America’s only heavy icebreaker- the Coast Guard’s Polar Star- is making its way north through the icy waters of the arctic- yet as they progress along their journey, crew members report hearing strange noises keeping them up at night.
According to a press release from the Coast Guard, as the Polar Star pushed northwards through a heavy blanket of sea ice, crewmembers began to discuss a “persistently clamorous sound.”
Ice striking the hull of a ship is often loud, but the shrieking produced by the northern sea ice is of an entirely different breed. Sailors have described the sound as “a perpetual car-crash, a blaring elephant, freight train, or driving through concrete.”
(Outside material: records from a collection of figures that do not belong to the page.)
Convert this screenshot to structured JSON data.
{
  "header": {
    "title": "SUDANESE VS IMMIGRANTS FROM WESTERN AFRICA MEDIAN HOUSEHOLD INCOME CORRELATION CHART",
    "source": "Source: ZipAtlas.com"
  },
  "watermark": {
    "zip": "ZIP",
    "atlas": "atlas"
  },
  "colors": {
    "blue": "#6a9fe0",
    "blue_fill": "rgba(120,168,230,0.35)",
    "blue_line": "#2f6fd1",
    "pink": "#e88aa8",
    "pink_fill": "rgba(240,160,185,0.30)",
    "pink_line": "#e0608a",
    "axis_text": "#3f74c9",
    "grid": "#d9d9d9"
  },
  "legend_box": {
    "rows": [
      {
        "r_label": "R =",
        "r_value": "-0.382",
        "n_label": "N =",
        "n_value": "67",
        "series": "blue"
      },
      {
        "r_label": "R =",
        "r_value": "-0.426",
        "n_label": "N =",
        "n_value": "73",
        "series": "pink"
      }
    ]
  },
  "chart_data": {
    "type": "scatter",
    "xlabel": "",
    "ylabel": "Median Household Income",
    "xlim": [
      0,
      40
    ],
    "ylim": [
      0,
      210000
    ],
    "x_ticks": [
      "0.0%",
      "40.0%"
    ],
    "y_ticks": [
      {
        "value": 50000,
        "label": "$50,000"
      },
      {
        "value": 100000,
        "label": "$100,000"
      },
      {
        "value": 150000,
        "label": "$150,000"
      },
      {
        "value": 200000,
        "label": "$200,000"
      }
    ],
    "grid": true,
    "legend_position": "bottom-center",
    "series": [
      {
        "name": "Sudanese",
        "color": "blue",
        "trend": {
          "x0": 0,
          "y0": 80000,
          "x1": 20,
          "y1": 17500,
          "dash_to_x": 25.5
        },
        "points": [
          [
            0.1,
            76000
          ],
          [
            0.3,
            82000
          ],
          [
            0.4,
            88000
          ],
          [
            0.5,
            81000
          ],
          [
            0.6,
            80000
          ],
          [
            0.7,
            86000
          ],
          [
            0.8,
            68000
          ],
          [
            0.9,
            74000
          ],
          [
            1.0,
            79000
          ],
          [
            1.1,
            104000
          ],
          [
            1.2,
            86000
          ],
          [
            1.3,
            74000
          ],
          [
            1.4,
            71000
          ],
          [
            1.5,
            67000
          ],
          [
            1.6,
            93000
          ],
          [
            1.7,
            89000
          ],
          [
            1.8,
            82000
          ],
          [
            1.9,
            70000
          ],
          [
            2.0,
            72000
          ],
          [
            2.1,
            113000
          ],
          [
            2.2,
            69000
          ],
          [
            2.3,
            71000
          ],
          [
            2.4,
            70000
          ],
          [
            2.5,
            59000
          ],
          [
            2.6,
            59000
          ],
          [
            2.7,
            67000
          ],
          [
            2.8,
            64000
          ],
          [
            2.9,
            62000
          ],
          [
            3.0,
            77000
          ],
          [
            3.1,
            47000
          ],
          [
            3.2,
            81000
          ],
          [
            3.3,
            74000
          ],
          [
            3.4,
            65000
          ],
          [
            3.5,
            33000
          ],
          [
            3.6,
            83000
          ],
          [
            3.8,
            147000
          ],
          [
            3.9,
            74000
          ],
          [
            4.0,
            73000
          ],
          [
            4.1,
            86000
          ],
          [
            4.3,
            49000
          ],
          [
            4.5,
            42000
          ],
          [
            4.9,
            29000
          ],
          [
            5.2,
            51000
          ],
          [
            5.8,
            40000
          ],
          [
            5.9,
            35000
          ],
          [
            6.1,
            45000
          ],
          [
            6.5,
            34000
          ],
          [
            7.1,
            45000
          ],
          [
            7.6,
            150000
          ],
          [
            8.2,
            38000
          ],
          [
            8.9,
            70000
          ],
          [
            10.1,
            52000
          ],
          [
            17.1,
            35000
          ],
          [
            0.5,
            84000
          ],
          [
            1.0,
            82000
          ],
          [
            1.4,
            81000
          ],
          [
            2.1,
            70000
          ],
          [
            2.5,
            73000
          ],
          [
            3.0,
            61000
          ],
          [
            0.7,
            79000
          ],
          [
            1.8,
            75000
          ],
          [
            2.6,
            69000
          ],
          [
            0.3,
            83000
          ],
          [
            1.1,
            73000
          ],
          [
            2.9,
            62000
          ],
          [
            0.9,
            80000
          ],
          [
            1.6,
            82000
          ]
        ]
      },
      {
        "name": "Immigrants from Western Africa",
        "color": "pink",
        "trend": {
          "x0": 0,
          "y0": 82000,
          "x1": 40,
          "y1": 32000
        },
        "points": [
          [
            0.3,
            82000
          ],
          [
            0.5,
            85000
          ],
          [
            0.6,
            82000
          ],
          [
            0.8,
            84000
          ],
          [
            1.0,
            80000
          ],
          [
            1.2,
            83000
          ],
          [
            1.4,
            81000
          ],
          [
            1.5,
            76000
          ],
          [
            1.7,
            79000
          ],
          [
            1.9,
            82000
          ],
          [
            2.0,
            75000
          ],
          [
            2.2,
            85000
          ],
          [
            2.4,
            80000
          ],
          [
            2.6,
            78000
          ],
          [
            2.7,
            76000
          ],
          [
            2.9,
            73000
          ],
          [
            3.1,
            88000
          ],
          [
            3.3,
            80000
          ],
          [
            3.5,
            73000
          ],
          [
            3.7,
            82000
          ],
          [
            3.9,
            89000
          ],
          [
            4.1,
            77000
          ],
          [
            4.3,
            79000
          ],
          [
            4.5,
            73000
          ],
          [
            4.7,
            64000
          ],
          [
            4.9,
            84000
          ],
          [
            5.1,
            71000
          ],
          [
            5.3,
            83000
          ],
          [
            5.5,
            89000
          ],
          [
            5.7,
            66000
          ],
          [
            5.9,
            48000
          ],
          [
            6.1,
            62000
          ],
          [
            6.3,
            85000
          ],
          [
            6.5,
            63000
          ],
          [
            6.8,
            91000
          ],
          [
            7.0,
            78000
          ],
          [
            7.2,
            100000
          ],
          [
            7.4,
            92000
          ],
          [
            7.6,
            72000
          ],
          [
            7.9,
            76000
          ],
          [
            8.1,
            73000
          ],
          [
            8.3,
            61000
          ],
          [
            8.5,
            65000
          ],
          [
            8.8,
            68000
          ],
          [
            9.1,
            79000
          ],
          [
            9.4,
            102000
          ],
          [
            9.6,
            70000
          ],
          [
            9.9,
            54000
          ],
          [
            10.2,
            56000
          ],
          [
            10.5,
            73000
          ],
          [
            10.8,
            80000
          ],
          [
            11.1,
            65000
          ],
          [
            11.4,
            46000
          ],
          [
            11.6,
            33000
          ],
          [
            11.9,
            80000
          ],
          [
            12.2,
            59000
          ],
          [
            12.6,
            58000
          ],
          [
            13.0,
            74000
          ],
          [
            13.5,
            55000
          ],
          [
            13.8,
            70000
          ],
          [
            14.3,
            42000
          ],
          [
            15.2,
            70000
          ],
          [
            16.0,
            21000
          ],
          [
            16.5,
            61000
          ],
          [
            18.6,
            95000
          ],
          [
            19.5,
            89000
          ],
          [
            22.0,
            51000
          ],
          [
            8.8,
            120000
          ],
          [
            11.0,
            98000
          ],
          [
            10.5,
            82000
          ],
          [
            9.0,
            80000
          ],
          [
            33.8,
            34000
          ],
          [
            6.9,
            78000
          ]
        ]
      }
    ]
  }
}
It wasn’t immediately clear what made the northern ice so much louder than its polar counterpart, but a scientist aboard the Polar Star thinks he knows the answer. Evan Neuwirth, an ice analyst from the US National Ice Center, believes that the temperature of the ice may be the contributing factor.
Winter sea ice is colder than the summer ice that the Polar Star usually encounters on its typical deployments to the South Pole. That makes it more dense and more brittle than other ice. Thus, the energy the Polar Star uses to break the ice is greater, producing an ear-piercing noise. In Neuwirth’s words, the difference is like throwing a snowball at the ship’s hull compared to a chunk of ice.
As the Polar Star continues its voyage, the crew will continue to experience the remote serenity of the arctic- but none of its silence.